Reaching for Petals Review: A Lovely Walking Sim with a Few Thorns
Reaching for Petals is a graphically stunning, story-driven experience that focuses on the key events in the life of a man and a woman in love. Developed by Blue Entropy Studios, this game has you unravel the memories of your own life in semi-interactable environments.
For the most part, this is a good game that does a marvelous job of conveying its methods. There are a few hang-ups, though, that keep it from being one of those great games that will be etched into the indie hall of fame.

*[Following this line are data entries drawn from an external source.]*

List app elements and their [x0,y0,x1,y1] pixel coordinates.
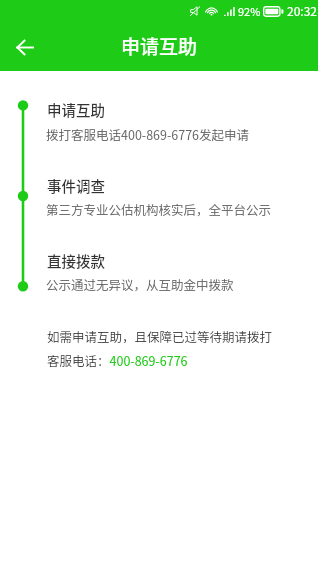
staticText: 第三方专业公估机构核实后，全平台公示 [46,200,272,218]
staticText: 事件调查 [47,175,105,196]
staticText: 20:32 [287,2,317,19]
staticText: 如需申请互助，且保障已过等待期请拨打 [47,327,273,345]
staticText: 申请互助 [121,32,198,60]
staticText: 拨打客服电话400-869-6776发起申请 [46,125,250,143]
staticText: 公示通过无异议，从互助金中拨款 [46,275,234,293]
staticText: 直接拨款 [47,250,105,271]
button[interactable]: 客服电话：400-869-6776 [47,351,188,369]
button[interactable]: Back [5,27,45,67]
staticText: 申请互助 [47,99,105,120]
staticText: 92% [238,3,261,19]
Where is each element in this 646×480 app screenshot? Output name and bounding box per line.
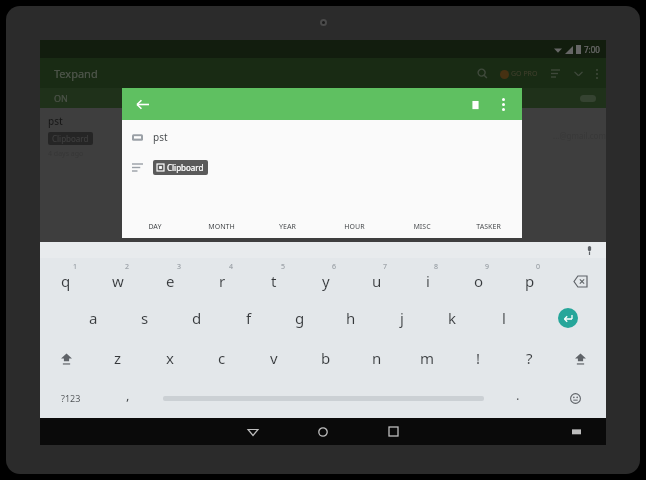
button[interactable]: 6: [300, 258, 351, 298]
staticText: pst: [48, 114, 63, 128]
staticText: n: [372, 348, 382, 368]
staticText: ,: [126, 386, 130, 404]
staticText: x: [166, 348, 174, 368]
staticText: TASKER: [476, 222, 501, 232]
staticText: 5: [281, 262, 286, 272]
button[interactable]: Back: [130, 92, 154, 116]
button[interactable]: Add phrase: [554, 399, 588, 433]
staticText: 7: [383, 262, 388, 272]
staticText: pst: [153, 130, 168, 144]
button[interactable]: YEAR: [254, 216, 321, 238]
button[interactable]: h: [325, 298, 376, 338]
staticText: DAY: [148, 222, 162, 232]
staticText: g: [295, 308, 305, 328]
button[interactable]: !: [453, 338, 504, 378]
staticText: YEAR: [279, 222, 296, 232]
button[interactable]: 1: [40, 258, 92, 298]
button[interactable]: TASKER: [455, 216, 522, 238]
staticText: 3: [177, 262, 182, 272]
staticText: MISC: [413, 222, 431, 232]
staticText: a: [89, 308, 98, 328]
button[interactable]: Space: [154, 378, 492, 418]
staticText: 9: [485, 262, 490, 272]
button[interactable]: z: [92, 338, 144, 378]
button[interactable]: g: [274, 298, 325, 338]
button[interactable]: v: [248, 338, 300, 378]
staticText: v: [270, 348, 278, 368]
button[interactable]: 9: [453, 258, 504, 298]
staticText: Clipboard: [167, 162, 204, 173]
staticText: p: [525, 271, 535, 291]
button[interactable]: 4: [196, 258, 248, 298]
button[interactable]: s: [119, 298, 171, 338]
staticText: e: [166, 271, 175, 291]
staticText: 6: [332, 262, 337, 272]
button[interactable]: Emoji: [544, 378, 606, 418]
button[interactable]: Shift: [40, 338, 92, 378]
button[interactable]: .: [492, 378, 544, 418]
staticText: k: [448, 308, 457, 328]
staticText: GO PRO: [511, 69, 538, 79]
button[interactable]: Enter: [529, 298, 606, 338]
button[interactable]: m: [402, 338, 453, 378]
button[interactable]: x: [144, 338, 196, 378]
button[interactable]: More options: [492, 93, 514, 115]
staticText: h: [346, 308, 356, 328]
staticText: 8: [434, 262, 439, 272]
staticText: 7:00: [584, 44, 600, 55]
button[interactable]: d: [171, 298, 223, 338]
button[interactable]: 5: [248, 258, 300, 298]
staticText: c: [218, 348, 226, 368]
staticText: 4: [229, 262, 234, 272]
button[interactable]: ,: [102, 378, 154, 418]
button[interactable]: 7: [351, 258, 402, 298]
staticText: ?123: [61, 392, 81, 404]
button[interactable]: Delete: [464, 93, 486, 115]
button[interactable]: n: [351, 338, 402, 378]
button[interactable]: 2: [92, 258, 144, 298]
button[interactable]: Hide keyboard: [568, 424, 584, 440]
button[interactable]: l: [478, 298, 529, 338]
button[interactable]: 8: [402, 258, 453, 298]
button[interactable]: k: [427, 298, 478, 338]
button[interactable]: ?: [504, 338, 555, 378]
staticText: .: [516, 386, 520, 404]
button[interactable]: Recent apps: [372, 418, 414, 445]
staticText: r: [219, 271, 226, 291]
button[interactable]: Shift: [555, 338, 606, 378]
staticText: MONTH: [208, 222, 235, 232]
staticText: l: [502, 308, 506, 328]
button[interactable]: b: [300, 338, 351, 378]
staticText: q: [61, 271, 71, 291]
staticText: 1: [73, 262, 78, 272]
staticText: s: [141, 308, 149, 328]
staticText: b: [321, 348, 331, 368]
button[interactable]: Back: [232, 418, 274, 445]
button[interactable]: MONTH: [188, 216, 254, 238]
staticText: 2: [125, 262, 130, 272]
button[interactable]: Clipboard: [153, 160, 208, 175]
button[interactable]: f: [223, 298, 274, 338]
button[interactable]: Home: [302, 418, 344, 445]
button[interactable]: c: [196, 338, 248, 378]
staticText: Clipboard: [52, 133, 89, 144]
staticText: u: [372, 271, 382, 291]
button[interactable]: 0: [504, 258, 555, 298]
button[interactable]: DAY: [122, 216, 188, 238]
button[interactable]: ?123: [40, 378, 102, 418]
staticText: m: [420, 348, 435, 368]
staticText: ON: [54, 92, 68, 104]
button[interactable]: a: [67, 298, 119, 338]
staticText: ?: [526, 348, 533, 368]
button[interactable]: j: [376, 298, 427, 338]
staticText: f: [246, 308, 252, 328]
staticText: o: [474, 271, 484, 291]
button[interactable]: HOUR: [321, 216, 388, 238]
button[interactable]: MISC: [388, 216, 455, 238]
staticText: t: [271, 271, 277, 291]
staticText: i: [426, 271, 430, 291]
button[interactable]: Backspace: [555, 258, 606, 298]
button[interactable]: 3: [144, 258, 196, 298]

The Beautiful Petals: Story and Aesthetic
As you might have discerned from the description above, Reaching for Petals' story is primarily told through memories. As you play through each memory, you face choices revolving around the most important events of your life. These memories offer small choices throughout, giving you the chance to react to the story as it unfolds.
This is an interesting mechanic that helps keep the story immersive, but there was one aspect of it that didn't sit well. Though a lot of the choices you can make are drastically different from one another, they seem to have no major impact on the overarching plot -- so there could have been some better execution there.

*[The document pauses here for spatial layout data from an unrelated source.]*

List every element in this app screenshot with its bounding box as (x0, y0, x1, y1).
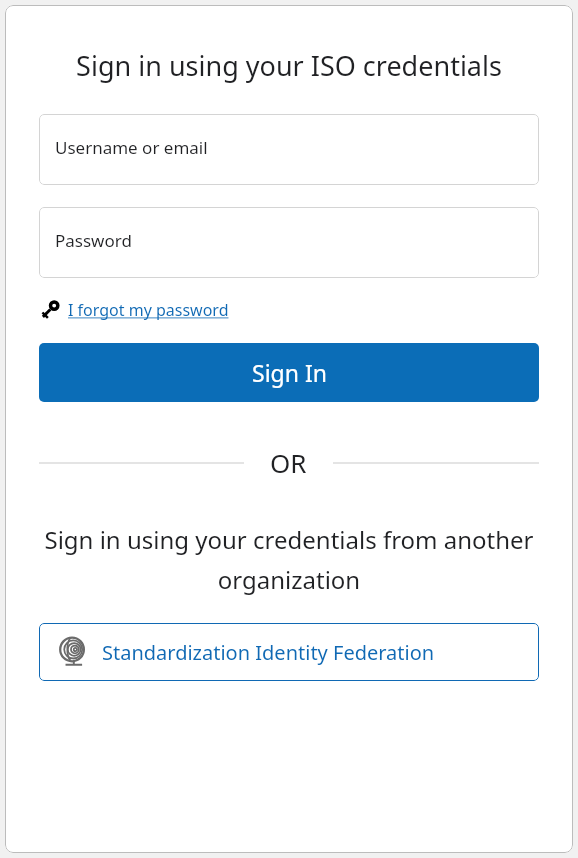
staticText: OR (270, 445, 307, 480)
button[interactable]: Username or email (39, 114, 539, 185)
button[interactable]: Federation provider (39, 623, 539, 681)
staticText: Sign in using your credentials from anot… (39, 523, 539, 596)
button[interactable]: Sign In (39, 343, 539, 402)
staticText: Sign in using your ISO credentials (39, 47, 539, 84)
button[interactable]: Password (39, 207, 539, 278)
button[interactable]: I forgot my password (39, 296, 229, 323)
other: Federation provider (57, 636, 89, 668)
staticText: Sign In (252, 357, 327, 388)
staticText: Standardization Identity Federation (102, 639, 435, 666)
staticText: Username or email (55, 136, 208, 159)
staticText: Password (55, 229, 132, 252)
staticText: I forgot my password (68, 299, 229, 321)
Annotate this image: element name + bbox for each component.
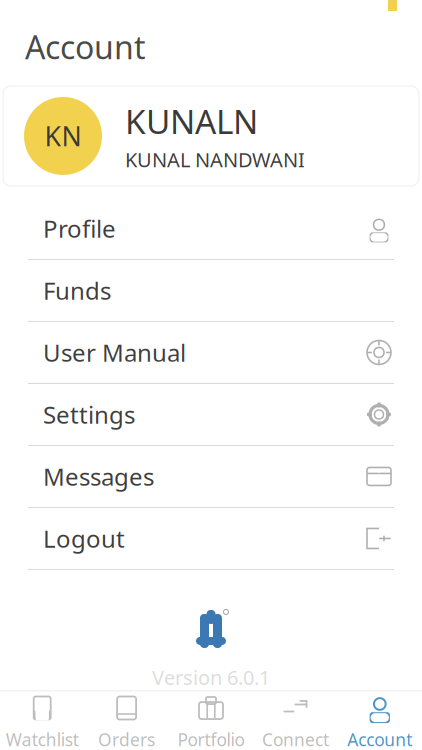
staticText: Account xyxy=(347,728,412,750)
button[interactable]: Account xyxy=(338,692,422,750)
staticText: Profile xyxy=(43,212,116,244)
staticText: User Manual xyxy=(43,336,186,368)
button[interactable]: Portfolio xyxy=(169,692,253,750)
staticText: Settings xyxy=(43,398,135,430)
button[interactable]: Connect xyxy=(253,692,338,750)
staticText: Connect xyxy=(262,728,329,750)
button[interactable]: Profile xyxy=(0,198,422,260)
staticText: Portfolio xyxy=(178,728,244,750)
staticText: Orders xyxy=(98,728,155,750)
button[interactable]: User Manual xyxy=(0,322,422,384)
button[interactable]: Orders xyxy=(84,692,169,750)
button[interactable]: Watchlist xyxy=(0,692,84,750)
button[interactable]: Logout xyxy=(0,508,422,570)
button[interactable]: Messages xyxy=(0,446,422,508)
staticText: Funds xyxy=(43,274,111,306)
button[interactable]: Settings xyxy=(0,384,422,446)
staticText: Watchlist xyxy=(6,728,79,750)
staticText: KN xyxy=(44,118,82,154)
staticText: Logout xyxy=(43,522,125,554)
staticText: Version 6.0.1 xyxy=(152,664,270,691)
button[interactable]: Funds xyxy=(0,260,422,322)
staticText: Account xyxy=(25,26,146,68)
staticText: KUNAL NANDWANI xyxy=(125,146,305,173)
staticText: Messages xyxy=(43,460,154,492)
staticText: KUNALN xyxy=(125,99,258,143)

Outside of your memories, you must slowly explore a mysterious forest as well. While the trip through this forest, from one memory to the next, is often quite long, Reaching for Petals does an excellent job of filling the time. Beautiful landscapes, an engaging soundtrack, and the philosophical wonderings of the narrator use that interim time to impress upon you the importance of life and love.
The story is well written, but the narration is what really stands out. Each walk through the forest is largely dominated by the soothing voice of Dave Pettitt, and his excellent narration did a lot to make the game as enjoyable as it was.
The Wilting Petals: Length and Immersion
Unfortunately, Reaching for Petals did have a few problems -- the biggest of which is that it's far too short. After finishing the game in just under an hour, I found myself frustrated with the lack of content. I had fun seeing the story unfold, but it ended long before it should have. Adding an extra hour or two would have vastly improved the game by giving me more time to connect with everything.
Apart from that, there were only a few minor issues that ruined my immersion in the game and its beautifully constructed world. Sometimes, the music would finish, making the walk between memories eerily quiet. Other times, I would be walking through the forest and listening intently to the narrator, only to run into some problem with movement such as getting caught on the terrain or missing a small jump.
All in all, Reaching for Petals is an enjoyable experience, but there's nothing particularly groundbreaking about it. It fits solidly into the genre of "walking simulator" -- and if you're looking for a short game with a focus on poetic musings, then I would recommend it.
You can pick up Reaching for Petals for $9.49 on Steam.
[Note: A copy of the game was provided by the developer for this review.]